Kaspersky Lab experts presented a panorama of information threats in the first quarter of 2019. The researchers drew attention to the active development of banking Trojans for Android and noted the success of machine learning in tracking new malware.
According to analysts, in the first three months of the year, the number of attacks of financial malware for mobile platforms increased by more than 60% compared to the previous quarter.

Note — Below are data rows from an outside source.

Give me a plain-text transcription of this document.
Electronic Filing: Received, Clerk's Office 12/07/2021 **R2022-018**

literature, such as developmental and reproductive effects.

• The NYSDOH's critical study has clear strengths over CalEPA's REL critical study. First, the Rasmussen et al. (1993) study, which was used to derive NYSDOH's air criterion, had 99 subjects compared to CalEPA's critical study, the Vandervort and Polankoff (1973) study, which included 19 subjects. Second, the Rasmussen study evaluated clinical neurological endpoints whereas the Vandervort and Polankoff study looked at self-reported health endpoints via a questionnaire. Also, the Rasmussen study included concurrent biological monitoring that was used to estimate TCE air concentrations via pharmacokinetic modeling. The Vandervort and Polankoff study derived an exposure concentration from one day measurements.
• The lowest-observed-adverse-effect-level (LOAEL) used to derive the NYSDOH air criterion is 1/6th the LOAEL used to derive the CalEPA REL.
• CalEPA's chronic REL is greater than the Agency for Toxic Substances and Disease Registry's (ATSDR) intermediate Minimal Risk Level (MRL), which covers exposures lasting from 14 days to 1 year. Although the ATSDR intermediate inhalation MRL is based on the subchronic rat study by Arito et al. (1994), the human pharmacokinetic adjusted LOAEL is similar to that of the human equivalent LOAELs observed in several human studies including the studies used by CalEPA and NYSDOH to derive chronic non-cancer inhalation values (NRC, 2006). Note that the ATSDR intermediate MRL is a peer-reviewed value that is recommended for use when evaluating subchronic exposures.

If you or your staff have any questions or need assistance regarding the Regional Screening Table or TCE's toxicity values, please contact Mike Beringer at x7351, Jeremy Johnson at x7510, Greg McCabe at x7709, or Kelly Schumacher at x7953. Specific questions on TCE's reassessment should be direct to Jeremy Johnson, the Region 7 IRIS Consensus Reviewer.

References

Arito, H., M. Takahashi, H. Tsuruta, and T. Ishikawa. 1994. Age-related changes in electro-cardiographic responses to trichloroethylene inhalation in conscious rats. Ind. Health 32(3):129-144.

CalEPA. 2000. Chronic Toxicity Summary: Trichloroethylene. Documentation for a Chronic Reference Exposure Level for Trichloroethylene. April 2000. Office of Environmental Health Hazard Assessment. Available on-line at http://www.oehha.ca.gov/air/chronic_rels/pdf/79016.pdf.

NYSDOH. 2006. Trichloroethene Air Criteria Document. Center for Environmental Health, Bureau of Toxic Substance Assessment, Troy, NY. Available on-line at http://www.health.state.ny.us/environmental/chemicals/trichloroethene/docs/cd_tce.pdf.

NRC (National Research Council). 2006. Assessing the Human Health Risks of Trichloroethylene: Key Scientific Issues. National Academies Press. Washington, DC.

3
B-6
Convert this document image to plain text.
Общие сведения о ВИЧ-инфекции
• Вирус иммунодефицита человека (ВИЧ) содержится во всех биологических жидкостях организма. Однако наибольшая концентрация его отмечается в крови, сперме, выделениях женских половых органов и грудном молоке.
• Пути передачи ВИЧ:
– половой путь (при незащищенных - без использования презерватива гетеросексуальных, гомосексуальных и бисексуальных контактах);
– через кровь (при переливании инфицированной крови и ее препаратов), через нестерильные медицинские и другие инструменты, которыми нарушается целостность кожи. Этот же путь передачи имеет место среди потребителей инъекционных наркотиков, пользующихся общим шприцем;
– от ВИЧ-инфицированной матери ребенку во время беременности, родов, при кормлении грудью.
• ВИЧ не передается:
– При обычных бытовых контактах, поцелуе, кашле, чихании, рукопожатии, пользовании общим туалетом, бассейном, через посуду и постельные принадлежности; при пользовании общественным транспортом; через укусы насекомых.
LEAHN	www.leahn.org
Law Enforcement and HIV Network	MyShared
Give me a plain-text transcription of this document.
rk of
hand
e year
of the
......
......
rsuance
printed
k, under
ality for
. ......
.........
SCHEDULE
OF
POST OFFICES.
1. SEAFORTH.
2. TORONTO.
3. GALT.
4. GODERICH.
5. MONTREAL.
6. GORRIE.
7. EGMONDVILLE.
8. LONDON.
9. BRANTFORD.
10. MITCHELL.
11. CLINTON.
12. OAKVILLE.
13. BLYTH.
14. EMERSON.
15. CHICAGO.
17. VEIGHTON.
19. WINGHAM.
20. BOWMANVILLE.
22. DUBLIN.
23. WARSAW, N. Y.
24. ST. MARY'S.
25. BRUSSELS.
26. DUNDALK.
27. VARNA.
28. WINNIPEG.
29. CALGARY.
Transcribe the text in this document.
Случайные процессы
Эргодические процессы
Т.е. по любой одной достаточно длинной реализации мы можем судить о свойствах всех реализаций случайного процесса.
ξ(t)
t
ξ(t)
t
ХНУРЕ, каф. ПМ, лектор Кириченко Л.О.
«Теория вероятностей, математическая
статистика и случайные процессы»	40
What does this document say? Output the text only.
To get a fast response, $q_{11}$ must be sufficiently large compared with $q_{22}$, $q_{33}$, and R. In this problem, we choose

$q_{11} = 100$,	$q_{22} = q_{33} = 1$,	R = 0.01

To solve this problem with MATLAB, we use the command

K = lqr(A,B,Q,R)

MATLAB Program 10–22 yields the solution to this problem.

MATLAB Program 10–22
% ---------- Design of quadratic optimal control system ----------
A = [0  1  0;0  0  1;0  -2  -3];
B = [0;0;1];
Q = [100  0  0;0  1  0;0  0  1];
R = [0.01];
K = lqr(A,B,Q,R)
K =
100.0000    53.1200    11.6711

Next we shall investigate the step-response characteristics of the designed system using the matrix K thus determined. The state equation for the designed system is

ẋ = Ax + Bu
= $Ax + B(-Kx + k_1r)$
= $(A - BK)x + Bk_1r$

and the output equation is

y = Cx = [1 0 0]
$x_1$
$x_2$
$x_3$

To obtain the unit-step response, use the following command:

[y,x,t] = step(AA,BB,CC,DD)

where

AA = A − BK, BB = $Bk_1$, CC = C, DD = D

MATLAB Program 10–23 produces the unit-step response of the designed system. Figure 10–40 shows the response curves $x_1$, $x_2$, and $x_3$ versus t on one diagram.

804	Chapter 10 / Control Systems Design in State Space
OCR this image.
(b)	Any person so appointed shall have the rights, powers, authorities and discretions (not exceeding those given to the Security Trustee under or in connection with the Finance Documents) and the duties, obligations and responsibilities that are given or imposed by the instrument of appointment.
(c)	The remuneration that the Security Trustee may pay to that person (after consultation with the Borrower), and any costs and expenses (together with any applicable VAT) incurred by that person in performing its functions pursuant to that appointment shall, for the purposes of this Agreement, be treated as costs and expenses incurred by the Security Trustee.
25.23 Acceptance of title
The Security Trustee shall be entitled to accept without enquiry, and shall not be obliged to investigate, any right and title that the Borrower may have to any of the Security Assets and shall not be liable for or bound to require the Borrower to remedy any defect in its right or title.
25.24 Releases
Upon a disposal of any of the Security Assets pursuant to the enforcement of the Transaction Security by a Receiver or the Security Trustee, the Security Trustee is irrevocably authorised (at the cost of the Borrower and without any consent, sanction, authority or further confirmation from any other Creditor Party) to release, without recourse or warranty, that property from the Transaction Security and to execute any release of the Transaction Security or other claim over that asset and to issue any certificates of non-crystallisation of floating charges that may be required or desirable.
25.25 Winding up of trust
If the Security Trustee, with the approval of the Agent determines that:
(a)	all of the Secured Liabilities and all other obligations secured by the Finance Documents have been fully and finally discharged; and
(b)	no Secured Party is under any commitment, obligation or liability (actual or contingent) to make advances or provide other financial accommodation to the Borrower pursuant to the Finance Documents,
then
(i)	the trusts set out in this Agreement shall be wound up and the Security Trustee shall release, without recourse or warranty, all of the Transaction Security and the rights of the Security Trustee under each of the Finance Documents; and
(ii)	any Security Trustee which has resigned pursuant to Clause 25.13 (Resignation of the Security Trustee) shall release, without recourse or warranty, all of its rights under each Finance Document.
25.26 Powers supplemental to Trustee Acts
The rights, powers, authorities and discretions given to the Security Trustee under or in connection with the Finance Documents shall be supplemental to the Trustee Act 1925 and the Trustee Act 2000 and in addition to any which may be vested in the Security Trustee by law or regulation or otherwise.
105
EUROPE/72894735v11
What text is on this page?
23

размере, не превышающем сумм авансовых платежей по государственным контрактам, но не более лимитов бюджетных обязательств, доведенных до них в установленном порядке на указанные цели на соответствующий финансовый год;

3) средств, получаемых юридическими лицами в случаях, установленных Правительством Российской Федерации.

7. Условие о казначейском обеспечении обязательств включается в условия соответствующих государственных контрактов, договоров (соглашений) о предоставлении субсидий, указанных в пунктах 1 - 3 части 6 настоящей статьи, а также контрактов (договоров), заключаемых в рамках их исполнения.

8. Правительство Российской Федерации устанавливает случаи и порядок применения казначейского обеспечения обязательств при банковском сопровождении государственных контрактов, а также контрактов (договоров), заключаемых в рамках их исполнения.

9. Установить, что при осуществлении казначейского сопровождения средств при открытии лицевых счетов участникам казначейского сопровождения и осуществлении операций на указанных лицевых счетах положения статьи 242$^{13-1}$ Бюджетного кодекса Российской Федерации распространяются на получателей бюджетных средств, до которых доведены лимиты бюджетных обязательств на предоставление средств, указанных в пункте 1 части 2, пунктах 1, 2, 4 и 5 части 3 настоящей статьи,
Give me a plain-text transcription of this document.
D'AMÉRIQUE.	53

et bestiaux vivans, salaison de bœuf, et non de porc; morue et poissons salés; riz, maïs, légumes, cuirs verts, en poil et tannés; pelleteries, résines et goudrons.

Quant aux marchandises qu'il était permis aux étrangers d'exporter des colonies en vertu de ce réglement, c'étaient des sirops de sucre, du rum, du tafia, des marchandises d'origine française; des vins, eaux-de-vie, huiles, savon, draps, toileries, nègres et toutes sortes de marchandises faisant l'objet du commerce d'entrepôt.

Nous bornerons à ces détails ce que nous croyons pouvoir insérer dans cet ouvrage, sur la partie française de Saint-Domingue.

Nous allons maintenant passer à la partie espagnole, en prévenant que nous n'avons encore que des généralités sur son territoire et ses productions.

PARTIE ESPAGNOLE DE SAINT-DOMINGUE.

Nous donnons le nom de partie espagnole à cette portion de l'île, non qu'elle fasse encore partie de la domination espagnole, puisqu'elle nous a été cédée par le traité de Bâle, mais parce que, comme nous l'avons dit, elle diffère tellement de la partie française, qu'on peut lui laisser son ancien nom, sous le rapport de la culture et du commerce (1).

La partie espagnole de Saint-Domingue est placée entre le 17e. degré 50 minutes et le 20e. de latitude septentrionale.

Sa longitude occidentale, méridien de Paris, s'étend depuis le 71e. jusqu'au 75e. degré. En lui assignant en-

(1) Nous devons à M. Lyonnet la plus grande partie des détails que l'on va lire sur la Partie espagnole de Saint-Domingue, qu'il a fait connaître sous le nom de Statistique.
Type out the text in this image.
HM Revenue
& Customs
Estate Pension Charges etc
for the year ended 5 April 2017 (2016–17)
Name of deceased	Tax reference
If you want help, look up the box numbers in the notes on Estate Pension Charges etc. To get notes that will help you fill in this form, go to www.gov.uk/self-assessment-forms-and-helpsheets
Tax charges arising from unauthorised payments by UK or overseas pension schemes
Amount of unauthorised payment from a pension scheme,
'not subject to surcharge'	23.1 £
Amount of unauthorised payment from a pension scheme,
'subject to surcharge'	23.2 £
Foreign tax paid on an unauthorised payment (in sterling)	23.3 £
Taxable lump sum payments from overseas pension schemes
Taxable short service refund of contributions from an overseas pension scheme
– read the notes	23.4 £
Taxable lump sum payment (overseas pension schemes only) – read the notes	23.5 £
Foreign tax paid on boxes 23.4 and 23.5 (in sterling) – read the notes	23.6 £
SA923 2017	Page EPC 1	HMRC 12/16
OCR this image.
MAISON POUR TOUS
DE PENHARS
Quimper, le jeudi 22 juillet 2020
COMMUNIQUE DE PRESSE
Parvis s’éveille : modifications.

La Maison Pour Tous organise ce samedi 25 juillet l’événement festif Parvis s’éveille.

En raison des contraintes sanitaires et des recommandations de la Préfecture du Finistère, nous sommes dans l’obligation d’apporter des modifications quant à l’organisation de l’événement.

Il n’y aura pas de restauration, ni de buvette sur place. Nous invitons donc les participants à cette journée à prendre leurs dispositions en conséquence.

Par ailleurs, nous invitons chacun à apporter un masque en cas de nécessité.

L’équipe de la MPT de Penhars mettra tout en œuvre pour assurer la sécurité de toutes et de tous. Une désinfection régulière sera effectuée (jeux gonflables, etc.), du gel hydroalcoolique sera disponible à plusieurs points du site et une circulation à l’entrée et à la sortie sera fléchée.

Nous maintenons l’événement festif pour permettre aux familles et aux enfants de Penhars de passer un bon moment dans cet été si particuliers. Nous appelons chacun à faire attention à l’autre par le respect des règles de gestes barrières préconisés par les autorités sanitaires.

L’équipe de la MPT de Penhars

The Svpeng family was the most active - its representatives were noted in 20% of detected incidents. It is worth noting that these Trojans also took four positions out of ten in the list of the most popular cryptographers.
On the second place in the ranking of banking Trojans is the malware Asacub. Since the beginning of the year, experts have already recorded several large-scale campaigns connected with it, which hit 13,000 hosts each day. The trojan spreads through malicious SMS and MMS messages sent through a list of contacts from infected devices. In total, Asacub accounted for 18% of attacks in the corresponding segment. Trojan-Banker.AndroidOS.Agent (15%) closes the top three most active financial malware.
As for banking Trojans for desktop computers, RTM (27% of attacks) and Zbot (23%) are most common. These two malicious programs are far away from the other participants in the ranking - Emotet, which occupies the third place, scored only 9%.
Desktop ciphers have slowed down somewhat in the middle of the quarter and revived in March again. Among them, analysts identified the activity of LockerGoga, which struck several large industrial enterprises around the world, the JNEC.a wiper attacks using the recent WinRAR vulnerability and a new threat to network NAS storage by the extortionist Cr1ptT0r. The good news of the first quarter is that the experts of the project NoMoreRansom picked up the key to GandCrab 5.1.
A separate part of the study is devoted to Microsoft Office vulnerabilities, on which 69% of exploits were built. In the first quarter of 2019, the attackers focused on the bugs of the outdated formula editor (CVE-2017-11882, CVE-2018-0802), a hole in the linking and implementation of third-party objects (CVE-2017-8570), and the SOAP WSDL parser error (CVE -2017-8759).
In browsers, experts counted five times less vulnerabilities than in Microsoft office products. The researchers noted the high activity of developers who quickly fix the problems found. However, serious threats periodically appear in this category - in March, users of 32-bit Windows 7 suffered from an exploit based on the zero-day vulnerability in Google Chrome (CVE-2019-5786).
In the first three months of 2019, the bulk of the threats were helped to neutralize machine learning and behavioral analysis technologies. More than half of the malware detected were blocked by information from the Kaspersky Lab cloud.
Means of machine learning on the server side recorded about 13% of all incidents. Another 4% fell on client applications that actually represent a key area of defense - here anti-virus systems encounter the newest representatives of malicious families that have passed unnoticed through other barriers.